Esto es determinante para tener un ministerio fructífero, pero requiere santidad, obediencia, disposición y entrega.

c. A NIVEL PERSONAL: Poca entrega

→ Muchos cristianos viven en derrota por vivir acomodados al mundo sin experimentar crecimiento (Ro 12:2).

→ Hay indiferencia al Espíritu aun cuando se nos ordena “andar en el Espíritu” (Ga. 5:16,25” y “ser llenos del Espíritu” “no satisfagáis los deseos de la carne” (Ef. 5:18).

CONCLUSIÓN

         Siempre tendremos obstáculos si deseamos ser mejores cristianos.

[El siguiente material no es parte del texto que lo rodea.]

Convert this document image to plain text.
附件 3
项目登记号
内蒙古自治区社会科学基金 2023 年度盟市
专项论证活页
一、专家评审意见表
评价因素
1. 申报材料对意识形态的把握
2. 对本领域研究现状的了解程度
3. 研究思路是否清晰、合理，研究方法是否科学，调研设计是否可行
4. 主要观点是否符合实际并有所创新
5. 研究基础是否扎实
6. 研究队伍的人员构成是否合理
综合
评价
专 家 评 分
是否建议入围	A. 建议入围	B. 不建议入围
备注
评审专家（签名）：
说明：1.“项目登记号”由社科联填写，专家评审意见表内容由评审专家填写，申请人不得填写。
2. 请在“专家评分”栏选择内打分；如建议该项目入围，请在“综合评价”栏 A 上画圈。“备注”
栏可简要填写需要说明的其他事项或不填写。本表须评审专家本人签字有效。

Sin embargo, debemos comenzar conociendo más al Espíritu, dándole más importancia en nuestra vida y entregando a él el control total de nuestra vida.  ¿Quién desea dar uno de estos tres pasos?

 

          [1] Lewis S. Chafer, Teología Sistemática II, Publicaciones españolas, Dalton, Georgia, (1974): 838.